Why is half of me covered in green stuff that won't come off?
You stripper-danced on a light pole in the quad. It had fresh paint on it.
I decided to name her "day after thanksgiving" because I am sure I just got someone elses leftovers.
there's nothing like watching the sun rise at the library alone on a friday morning to make you want to kill yourself.
Just found out I have to work new year's eve. It's like one final 'fuck you' from 2009.
The bartender gave me a roll of masking tape so I could tape my heels to my feet so I wouldn't lose them when i went drunk running later that night
on the way home I asked you what exit we get off at and your answer was "just like the goldfish"
I can't wait to go to grad school so I am not your high unemployed friend.
Her life is filled with shit luck. Its like mother nature is having her period and just taking it out on her specifically.
Dude there is a stripper at my door saying she has my birthday present. She knows my name...but it's not my birthday...

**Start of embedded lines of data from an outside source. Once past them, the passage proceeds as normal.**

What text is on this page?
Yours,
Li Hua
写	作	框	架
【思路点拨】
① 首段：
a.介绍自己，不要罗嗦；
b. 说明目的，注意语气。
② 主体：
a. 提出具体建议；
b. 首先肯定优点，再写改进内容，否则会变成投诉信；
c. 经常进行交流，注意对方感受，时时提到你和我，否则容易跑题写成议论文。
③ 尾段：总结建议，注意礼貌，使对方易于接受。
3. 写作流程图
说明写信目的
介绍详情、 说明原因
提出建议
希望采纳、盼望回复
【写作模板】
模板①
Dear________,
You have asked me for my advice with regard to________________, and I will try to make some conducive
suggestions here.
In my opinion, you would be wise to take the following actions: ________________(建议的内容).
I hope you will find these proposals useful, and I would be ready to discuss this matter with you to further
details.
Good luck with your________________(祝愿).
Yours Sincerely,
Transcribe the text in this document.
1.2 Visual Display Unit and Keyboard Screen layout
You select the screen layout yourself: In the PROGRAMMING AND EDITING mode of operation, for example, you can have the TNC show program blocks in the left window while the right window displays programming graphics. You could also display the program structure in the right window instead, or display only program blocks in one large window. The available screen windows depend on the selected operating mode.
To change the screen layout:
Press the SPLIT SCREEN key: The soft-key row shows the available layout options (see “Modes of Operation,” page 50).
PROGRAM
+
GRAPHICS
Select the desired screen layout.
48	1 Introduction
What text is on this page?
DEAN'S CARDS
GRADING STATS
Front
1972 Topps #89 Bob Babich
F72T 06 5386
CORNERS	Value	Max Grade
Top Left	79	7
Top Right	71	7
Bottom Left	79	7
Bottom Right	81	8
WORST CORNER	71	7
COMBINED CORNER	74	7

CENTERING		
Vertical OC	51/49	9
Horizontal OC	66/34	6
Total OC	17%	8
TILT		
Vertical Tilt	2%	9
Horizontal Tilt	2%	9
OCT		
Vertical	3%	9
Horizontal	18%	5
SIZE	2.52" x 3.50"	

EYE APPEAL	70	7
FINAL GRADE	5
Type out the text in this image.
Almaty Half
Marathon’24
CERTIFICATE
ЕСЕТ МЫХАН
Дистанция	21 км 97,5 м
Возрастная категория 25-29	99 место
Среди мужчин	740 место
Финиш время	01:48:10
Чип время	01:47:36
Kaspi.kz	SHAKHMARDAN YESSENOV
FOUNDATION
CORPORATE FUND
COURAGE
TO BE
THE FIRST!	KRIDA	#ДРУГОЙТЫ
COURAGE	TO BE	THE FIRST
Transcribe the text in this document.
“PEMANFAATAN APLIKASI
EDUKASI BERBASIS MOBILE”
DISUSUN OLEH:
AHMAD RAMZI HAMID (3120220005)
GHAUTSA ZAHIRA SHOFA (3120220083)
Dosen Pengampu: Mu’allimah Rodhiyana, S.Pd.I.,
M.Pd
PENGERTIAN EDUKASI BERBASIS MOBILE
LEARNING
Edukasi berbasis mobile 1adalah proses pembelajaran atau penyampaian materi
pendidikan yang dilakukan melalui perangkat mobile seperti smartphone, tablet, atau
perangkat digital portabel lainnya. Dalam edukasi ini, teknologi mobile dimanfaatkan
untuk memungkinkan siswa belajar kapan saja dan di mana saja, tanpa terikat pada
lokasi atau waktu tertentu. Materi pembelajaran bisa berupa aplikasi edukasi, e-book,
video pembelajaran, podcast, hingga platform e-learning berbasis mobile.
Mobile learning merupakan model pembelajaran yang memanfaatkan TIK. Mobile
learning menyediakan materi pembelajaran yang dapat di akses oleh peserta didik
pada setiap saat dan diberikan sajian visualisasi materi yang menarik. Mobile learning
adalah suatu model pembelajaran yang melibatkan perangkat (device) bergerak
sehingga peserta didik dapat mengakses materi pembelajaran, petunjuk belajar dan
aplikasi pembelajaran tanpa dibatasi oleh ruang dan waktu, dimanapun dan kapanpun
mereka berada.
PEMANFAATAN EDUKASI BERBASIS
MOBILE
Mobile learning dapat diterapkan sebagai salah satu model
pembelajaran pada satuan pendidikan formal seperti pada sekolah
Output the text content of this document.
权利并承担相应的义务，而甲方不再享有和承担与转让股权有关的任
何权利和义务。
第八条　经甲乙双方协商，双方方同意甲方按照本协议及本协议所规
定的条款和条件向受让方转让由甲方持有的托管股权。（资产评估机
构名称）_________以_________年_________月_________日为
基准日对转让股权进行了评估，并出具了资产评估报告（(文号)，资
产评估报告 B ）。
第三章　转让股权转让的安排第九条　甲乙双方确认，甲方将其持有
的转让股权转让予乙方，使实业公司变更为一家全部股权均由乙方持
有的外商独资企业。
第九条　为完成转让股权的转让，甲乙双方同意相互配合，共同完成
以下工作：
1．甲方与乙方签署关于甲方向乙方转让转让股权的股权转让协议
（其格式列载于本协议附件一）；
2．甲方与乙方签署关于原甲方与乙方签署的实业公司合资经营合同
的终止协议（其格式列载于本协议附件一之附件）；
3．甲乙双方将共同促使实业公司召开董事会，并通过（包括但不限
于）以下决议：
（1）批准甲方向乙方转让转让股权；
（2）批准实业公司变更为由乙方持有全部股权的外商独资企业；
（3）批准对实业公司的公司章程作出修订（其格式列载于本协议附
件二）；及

God works in mysterious ways my friend.
Shame?!? Shame only comes from getting naked in front of strangers and it not being awesome
She said you told her you were ready to be a dad. We just got back from our purchase of the morning after pill. That took me 2 hours of convincing. No more fucking my sister.
1. Thanks. 2. No.
In other news, last night I told somebody they made eczema look so good they should call it sexzema.
Do you think you can chase a shot with chicken soup?
I feel like too many of my sentences start of with "Hey, fuckface!"
Are you still passed out in my back seat, or do I need to come find you?